You have managed to convince yourself that what you’re doing is good for all your children. You rather dismissively suggest that people who had a difficult time at boarding school were just not up to it, rather than accepting that being separated from one’s primary carer at a formative age is deeply damaging however well-adjusted their parents convince themselves they are.

My DC just had a nightmare so I went to their room to soothe them. I cannot think of anything sadder than not being able to do that.

I categorically do not worry about my carbon footprint with my current commercial jet use. I hope that is clear.

OP posts:
sonnyfoools · 07/08/2025 22:16

This reply has been deleted

Message deleted by MNHQ. Here's a link to our Talk Guidelines.

tummyduck · 07/08/2025 22:17

dylexicdementor11 · 07/08/2025 22:13

OP - I’m disgusted and sorry that you have faced so much hostility on this thread. You and your DH are making a tremendous sacrifice for this country and you deserve our utmost support and respect. Thank you.

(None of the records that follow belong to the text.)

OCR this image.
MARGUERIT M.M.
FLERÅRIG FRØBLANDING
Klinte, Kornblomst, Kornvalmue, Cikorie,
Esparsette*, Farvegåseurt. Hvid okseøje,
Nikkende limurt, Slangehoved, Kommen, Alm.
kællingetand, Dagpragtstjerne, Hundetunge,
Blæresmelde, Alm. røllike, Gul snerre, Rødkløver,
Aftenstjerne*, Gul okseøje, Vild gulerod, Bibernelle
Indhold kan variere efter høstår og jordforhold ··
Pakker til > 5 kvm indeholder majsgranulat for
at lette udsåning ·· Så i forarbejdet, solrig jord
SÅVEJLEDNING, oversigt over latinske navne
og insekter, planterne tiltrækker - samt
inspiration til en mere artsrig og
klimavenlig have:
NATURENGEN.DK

it is really interesting to see how some people have no concept of what it involves to have military personel abroad.

OP posts:
KateShugakIsALegend · 07/08/2025 22:18

tummyduck · 07/08/2025 22:16

I categorically do not worry about my carbon footprint with my current commercial jet use. I hope that is clear.

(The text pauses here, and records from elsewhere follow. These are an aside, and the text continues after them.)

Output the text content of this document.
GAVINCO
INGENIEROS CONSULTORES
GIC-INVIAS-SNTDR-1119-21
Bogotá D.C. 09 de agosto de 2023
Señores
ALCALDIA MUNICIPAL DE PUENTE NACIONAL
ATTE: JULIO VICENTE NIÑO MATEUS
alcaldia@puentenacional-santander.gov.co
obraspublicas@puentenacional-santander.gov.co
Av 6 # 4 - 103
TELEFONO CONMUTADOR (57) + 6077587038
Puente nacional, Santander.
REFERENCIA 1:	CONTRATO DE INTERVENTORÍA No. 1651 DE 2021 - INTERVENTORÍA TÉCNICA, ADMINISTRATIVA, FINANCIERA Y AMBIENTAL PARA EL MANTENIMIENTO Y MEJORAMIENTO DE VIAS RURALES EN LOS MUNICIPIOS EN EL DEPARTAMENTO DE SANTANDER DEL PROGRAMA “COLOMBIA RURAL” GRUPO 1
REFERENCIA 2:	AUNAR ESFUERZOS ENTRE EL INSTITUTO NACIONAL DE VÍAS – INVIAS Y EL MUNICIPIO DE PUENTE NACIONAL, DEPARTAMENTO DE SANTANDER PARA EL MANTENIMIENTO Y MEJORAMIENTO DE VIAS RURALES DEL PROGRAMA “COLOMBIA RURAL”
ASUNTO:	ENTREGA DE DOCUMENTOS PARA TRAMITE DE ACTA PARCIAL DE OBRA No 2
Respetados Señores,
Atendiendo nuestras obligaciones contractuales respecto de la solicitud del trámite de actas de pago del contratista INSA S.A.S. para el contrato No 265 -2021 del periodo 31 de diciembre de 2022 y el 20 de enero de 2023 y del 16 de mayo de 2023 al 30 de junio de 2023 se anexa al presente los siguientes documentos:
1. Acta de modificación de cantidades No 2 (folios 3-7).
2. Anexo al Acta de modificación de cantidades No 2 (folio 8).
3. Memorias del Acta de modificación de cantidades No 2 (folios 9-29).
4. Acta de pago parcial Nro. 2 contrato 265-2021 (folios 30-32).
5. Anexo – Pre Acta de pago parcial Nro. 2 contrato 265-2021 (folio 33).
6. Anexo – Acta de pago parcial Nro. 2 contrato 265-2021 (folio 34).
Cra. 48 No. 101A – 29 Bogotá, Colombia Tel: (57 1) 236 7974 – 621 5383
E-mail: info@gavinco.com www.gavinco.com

And that mindset is one of the main reasons we are in this mess.

Next time you see a news article about crop failure, flooding or wildfires, you could try some personal reflection.

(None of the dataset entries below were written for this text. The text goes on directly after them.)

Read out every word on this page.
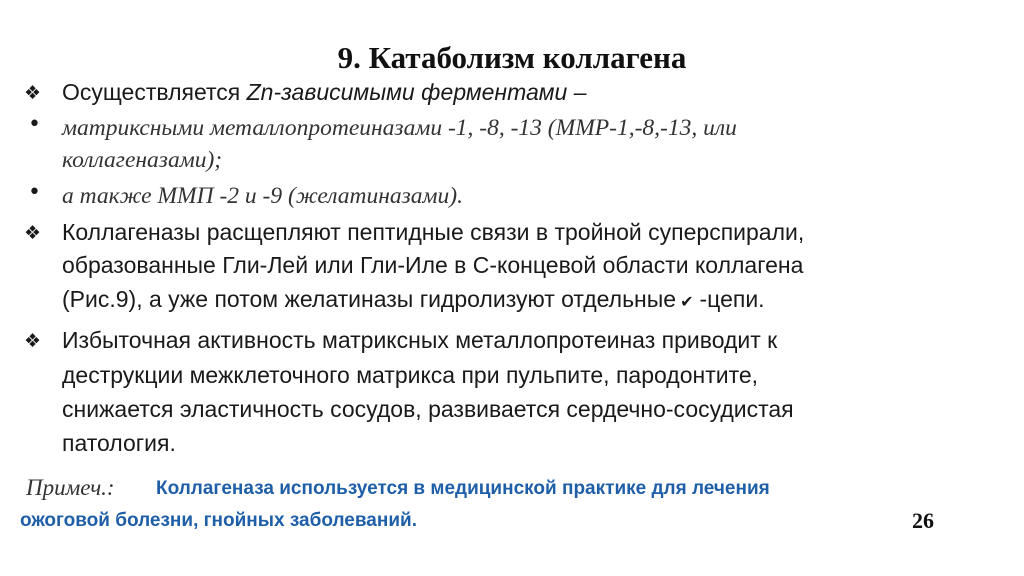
9. Катаболизм коллагена
❖ Осуществляется Zn-зависимыми ферментами –
• матриксными металлопротеиназами -1, -8, -13 (ММР-1,-8,-13, или
коллагеназами);
• а также ММП -2 и -9 (желатиназами).
❖ Коллагеназы расщепляют пептидные связи в тройной суперспирали,
образованные Гли-Лей или Гли-Иле в С-концевой области коллагена
(Рис.9), а уже потом желатиназы гидролизуют отдельные ✔ -цепи.
❖ Избыточная активность матриксных металлопротеиназ приводит к
деструкции межклеточного матрикса при пульпите, пародонтите,
снижается эластичность сосудов, развивается сердечно-сосудистая
патология.
Примеч.: Коллагеназа используется в медицинской практике для лечения
ожоговой болезни, гнойных заболеваний.	26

Juliedcymru · 07/08/2025 22:18

tummyduck · 07/08/2025 13:25

Ask me anything about my boys who board at an all boys’ school ! Any disrespectful questions will be ignored

https://www.boardingschoolsurvivors.co.uk/books/
some valuable reading for you

Boarding School Survivors » Books

https://www.boardingschoolsurvivors.co.uk/books/

tummyduck · 07/08/2025 22:19

Loopylou7219 · 07/08/2025 22:07

I think this thread is feeding the OPs narcissistic supply.... Clearly enjoying the conflict from a position of inflated sense of grandiosity and privilege 😴. And fyi attachment and the emotional needs of a child aren't a "parenting choice" as a few have suggested, it's biological fact. It might sit uncomfortably but it is not an evolutionary norm for a child to be away from their parental figure (whoever that may be) consistently for long periods of time. They may present as "fine" and "happy" because children are incredibly adaptable, but that does not mean there isn't also harm being caused.

god you have nailed it!!!!!! Thank goodness someone has seen the light.

OP posts:
Tandora · 07/08/2025 22:19

tummyduck · 07/08/2025 21:02

probably a lot of ‘notable families’ but not sure of the definition. Considered extremely uncool for the boys to talk about it or me to ask them apparently

Yuk this is verrrry poorly disguised 🙄.

and I’m out.

DOCTORCEE · 07/08/2025 22:20

AzurePanda · 07/08/2025 14:00

What do you think about the bullying that is endemic at institutions such as these?

Yes - I went to one of these places. Hated every minute of it and wouldn’t send my kids there if you paid me.
If you’d asked my mother if I was happy, she’d have said yes too.